Dans la banque, les cessions de BNP Paribas et Société Générale reflètent un durcissement réglementaire européen. À Brazzaville, le départ de SG n’est pas vécu comme un échec : la Banque postale du Congo se positionne pour absorber des portefeuilles PME.
Un haut cadre du ministère congolais des Finances insiste sur la «convergence» entre stratégie nationale d’inclusion et arrivée de nouveaux acteurs panafricains. «Nous voulons des établissements capables d’accompagner la filière bois et la transformation numérique», précise-t-il lors d’un entretien à Pointe-Noire récemment.
Scénarios : vers une présence française renouvelée ?
Plusieurs analystes voient dans cette vague de désengagement l’amorce d’une présence française plus sélective mais plus technologique. L’agence Business France mobilise déjà des PME spécialisées dans les réseaux électriques intelligents, les drones agricoles et la cybersécurité pour accompagner les plans nationaux de diversification structurelle africaine.
Les accords de coopération militaire, autrefois vecteurs d’influence, laissent la place à des partenariats climatiques.
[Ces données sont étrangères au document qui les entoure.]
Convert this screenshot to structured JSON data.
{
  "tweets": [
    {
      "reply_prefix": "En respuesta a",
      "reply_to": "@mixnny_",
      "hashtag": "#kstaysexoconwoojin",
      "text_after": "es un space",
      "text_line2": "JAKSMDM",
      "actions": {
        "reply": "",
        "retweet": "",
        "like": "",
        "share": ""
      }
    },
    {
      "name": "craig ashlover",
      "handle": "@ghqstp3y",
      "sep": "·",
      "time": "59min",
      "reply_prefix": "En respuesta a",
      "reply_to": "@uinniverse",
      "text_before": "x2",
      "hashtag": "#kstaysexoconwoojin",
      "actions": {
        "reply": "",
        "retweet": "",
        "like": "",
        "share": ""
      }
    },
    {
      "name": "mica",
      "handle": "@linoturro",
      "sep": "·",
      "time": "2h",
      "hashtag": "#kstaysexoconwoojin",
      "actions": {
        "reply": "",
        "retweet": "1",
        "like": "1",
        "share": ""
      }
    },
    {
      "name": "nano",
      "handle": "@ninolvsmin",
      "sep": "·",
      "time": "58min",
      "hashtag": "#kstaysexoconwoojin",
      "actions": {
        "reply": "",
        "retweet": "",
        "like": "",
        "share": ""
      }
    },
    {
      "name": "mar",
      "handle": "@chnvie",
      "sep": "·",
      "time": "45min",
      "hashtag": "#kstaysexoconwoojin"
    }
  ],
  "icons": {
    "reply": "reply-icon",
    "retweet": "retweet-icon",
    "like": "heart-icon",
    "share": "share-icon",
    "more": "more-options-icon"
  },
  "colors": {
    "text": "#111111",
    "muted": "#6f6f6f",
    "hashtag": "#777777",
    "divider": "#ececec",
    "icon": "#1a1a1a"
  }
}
Paris propose ainsi aux pays du bassin du Congo un soutien à la certification carbone. Cette offre, d’abord économique, se veut aussi diplomatique dans un monde multipolaire.
Et après ? Les leviers d’un partenariat gagnant
La clé, soulignent plusieurs chambres de commerce, réside dans la co-création. Les groupes français devront accepter des co-entreprises majoritairement africaines et favoriser le transfert d’ingénierie. En retour, les États devront sécuriser les cadres fiscaux et judiciaires pour réduire les risques perçus par leurs actionnaires internationaux.
Des exemples probants existent déjà. Au Congo-Brazzaville, la zone économique spéciale de Maloukou attire des PME françaises de matériaux biosourcés, adossées à des fonds souverains locaux. Pour un dirigeant de la zone, «cette dynamique illustre un partenariat équitable et pragmatique», selon lui et durable.
À plus long terme, les spécialistes anticipent un découplage fonctionnel : les entreprises françaises se concentreront sur la très haute valeur, tandis que les capitaux africains se chargeront de la distribution. Le volume transfrontalier pourrait ainsi être multiplié par deux d’ici 2030 environ.
Pour l’heure, loin d’un départ massif, la France économique redéfinit ses priorités africaines. Cette mutation, poussée par la concurrence et les attentes citoyennes, ouvre un cycle inédit d’alliances où les capitaines d’industrie africains prennent clairement les commandes du jeu régional.